Eligible populationDefine who can enter treatment or control before exposure begins. Include geography, customer status, product availability, audience rules, and any exclusions.
Comparison ruleExplain how the control group, holdout, or matched market is chosen. The rule should not depend on which option later produces the strongest lift.
Primary outcomeChoose one outcome with a source of truth, reporting lag, and fixed readout window.
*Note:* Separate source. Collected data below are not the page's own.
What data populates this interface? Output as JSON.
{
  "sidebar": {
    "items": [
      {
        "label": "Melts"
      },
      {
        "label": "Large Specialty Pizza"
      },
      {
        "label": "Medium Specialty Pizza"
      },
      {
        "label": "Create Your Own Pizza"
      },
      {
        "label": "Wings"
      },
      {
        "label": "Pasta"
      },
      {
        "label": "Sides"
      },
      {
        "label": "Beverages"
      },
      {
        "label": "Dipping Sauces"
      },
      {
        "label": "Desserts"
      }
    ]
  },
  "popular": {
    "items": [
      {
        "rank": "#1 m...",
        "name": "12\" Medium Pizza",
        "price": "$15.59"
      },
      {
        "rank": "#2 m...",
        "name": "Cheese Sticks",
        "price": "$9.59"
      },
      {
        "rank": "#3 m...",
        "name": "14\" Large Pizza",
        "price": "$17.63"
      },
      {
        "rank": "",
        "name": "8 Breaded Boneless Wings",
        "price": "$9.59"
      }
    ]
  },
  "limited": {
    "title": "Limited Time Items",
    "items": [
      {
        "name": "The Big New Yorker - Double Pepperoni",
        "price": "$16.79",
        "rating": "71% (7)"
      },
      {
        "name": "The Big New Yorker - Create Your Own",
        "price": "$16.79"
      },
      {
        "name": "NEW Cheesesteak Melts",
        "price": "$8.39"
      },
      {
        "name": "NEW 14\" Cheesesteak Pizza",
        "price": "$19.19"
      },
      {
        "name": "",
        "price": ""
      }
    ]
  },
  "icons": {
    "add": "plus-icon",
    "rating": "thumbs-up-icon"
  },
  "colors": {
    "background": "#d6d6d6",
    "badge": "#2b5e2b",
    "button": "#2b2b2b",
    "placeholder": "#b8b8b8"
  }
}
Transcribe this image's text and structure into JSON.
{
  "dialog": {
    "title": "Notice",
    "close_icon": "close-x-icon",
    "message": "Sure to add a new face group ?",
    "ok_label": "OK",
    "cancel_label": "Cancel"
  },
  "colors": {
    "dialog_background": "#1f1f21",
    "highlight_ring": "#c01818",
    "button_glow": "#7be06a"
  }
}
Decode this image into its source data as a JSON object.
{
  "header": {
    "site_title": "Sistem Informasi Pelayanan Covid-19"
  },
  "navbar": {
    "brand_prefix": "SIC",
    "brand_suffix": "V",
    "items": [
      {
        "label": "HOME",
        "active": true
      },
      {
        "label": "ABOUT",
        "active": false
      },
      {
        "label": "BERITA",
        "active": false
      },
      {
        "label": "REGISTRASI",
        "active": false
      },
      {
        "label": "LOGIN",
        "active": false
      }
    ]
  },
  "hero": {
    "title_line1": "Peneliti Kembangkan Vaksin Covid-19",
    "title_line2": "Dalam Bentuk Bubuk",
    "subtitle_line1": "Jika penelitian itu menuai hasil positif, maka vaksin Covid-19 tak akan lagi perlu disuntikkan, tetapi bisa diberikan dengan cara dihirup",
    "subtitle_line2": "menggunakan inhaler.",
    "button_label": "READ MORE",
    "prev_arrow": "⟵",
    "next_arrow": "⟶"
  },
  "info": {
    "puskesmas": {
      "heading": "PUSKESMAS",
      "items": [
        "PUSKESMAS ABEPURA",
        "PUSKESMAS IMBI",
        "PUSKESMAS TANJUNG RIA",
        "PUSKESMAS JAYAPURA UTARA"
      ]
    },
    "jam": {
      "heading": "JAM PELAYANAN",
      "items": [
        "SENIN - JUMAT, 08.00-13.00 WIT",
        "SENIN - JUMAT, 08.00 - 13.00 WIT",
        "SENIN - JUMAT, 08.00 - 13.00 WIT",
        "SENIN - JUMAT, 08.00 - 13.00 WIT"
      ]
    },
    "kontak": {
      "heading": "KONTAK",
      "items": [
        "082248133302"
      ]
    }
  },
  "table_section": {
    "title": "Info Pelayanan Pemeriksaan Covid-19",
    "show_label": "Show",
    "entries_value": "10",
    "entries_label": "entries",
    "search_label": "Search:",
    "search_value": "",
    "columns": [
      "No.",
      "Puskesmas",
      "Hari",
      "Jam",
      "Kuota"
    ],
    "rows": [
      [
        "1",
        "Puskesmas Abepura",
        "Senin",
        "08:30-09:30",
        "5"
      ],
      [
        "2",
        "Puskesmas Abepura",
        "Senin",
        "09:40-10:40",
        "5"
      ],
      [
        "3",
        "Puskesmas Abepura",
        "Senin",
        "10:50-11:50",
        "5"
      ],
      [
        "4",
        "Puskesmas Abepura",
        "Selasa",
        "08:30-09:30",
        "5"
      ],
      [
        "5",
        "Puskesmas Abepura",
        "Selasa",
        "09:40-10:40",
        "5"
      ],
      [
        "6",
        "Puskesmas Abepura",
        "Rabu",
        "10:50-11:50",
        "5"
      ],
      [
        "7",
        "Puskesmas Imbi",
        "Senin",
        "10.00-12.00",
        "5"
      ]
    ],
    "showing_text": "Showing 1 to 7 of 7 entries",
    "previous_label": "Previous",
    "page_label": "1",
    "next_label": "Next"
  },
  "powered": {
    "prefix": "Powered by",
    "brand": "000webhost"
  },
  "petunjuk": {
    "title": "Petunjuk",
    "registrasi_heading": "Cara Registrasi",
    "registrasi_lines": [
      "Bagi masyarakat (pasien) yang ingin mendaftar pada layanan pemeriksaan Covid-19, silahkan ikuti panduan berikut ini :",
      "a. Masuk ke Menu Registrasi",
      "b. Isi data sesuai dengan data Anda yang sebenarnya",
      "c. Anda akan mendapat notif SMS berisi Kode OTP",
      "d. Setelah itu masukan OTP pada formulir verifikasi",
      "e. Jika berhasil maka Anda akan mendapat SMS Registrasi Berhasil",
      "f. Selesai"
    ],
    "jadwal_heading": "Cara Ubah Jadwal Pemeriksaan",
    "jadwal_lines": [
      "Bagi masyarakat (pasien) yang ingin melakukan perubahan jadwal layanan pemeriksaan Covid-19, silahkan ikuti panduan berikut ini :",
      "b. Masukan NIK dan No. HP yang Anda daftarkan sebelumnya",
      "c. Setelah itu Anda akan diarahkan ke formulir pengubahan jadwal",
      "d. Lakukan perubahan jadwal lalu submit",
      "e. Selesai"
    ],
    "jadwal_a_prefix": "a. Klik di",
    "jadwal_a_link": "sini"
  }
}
Keep secondary metrics useful but clearly subordinate.
Downgrade triggersList events that would weaken the claim: suppression failure, budget underdelivery, tracking changes, stockouts, price changes, overlapping launches, or large unplanned promotions.
Balance checks that matter
| Check | What to compare | Why it matters |
|---|---|---|
| Starting level | Revenue, conversions, traffic, account base, distribution, store count, or eligible customers before launch. | A much larger or smaller control can make normal movement look like lift. |
| Pre-period trend | Daily or weekly movement before treatment, including seasonality and promotion cycles. | A treatment group already accelerating before launch is not a neutral comparison. |
| Outcome volatility | Historic swings, outlier weeks, small-market instability, and high-value transactions. | A noisy comparison can produce confident-looking but fragile readouts. |
| Business drivers | Price, inventory, retail distribution, sales coverage, product launches, local events, and competitor pressure. | Untracked operating changes can become hidden causes in the readout. |
| Exposure separation | Suppression logs, geography boundaries, audience extension, frequency overlap, and partner delivery. | A control group that receives the treatment no longer estimates what would have happened without it. |
Protect the control during the campaign
- Keep treatment and control eligibility fixed unless a pre-stated rule says otherwise.
- Log delivery by the same units used for assignment: user, household, store, market, account, or region.
- Check that control units were not reached by audience extension, reseller media, retargeting, sales outreach, or overlapping promotions.
- Record budget underdelivery, pacing changes, creative substitutions, tracking outages, product availability issues, and price changes as they happen.
- Do not replace weak-looking controls after the campaign starts unless the readout is explicitly downgraded.
Readout language by evidence strength
| Design condition | Stronger language | Language to avoid |
|---|---|---|
| Clean randomized holdout, limited leakage, clear outcome window. | The test estimates incremental effect for this eligible population and campaign setup. | The channel always drives this lift. |
| Matched markets with strong pre-period trend similarity and logged controls. | The tested markets outperformed a pre-selected comparison estimate under these conditions. | The campaign proved national incrementality. |
| Control contamination or major operating changes. | The result is directional because the comparison no longer cleanly represents business as usual. | The positive result confirms the tactic. |
| No holdout, only before-and-after reporting. | The report shows observed movement after launch, not a causal estimate of lift. | The campaign caused the full change from the prior period. |
Useful questions for a vendor call
- Who was eligible for treatment and control before the campaign began?
- What exact rule assigned or matched the comparison group?
- How much treatment exposure reached the control group?
- Which events, markets, users, or outcomes were excluded, and were those rules set before results were visible?
- What result would have been called inconclusive even if the point estimate was positive?
Takeaway
A comparison group is not a formality. It is the claim. If the holdout or matched market does not represent what would have happened anyway, the readout may still be useful as operational reporting, but it should not be treated as strong causal evidence.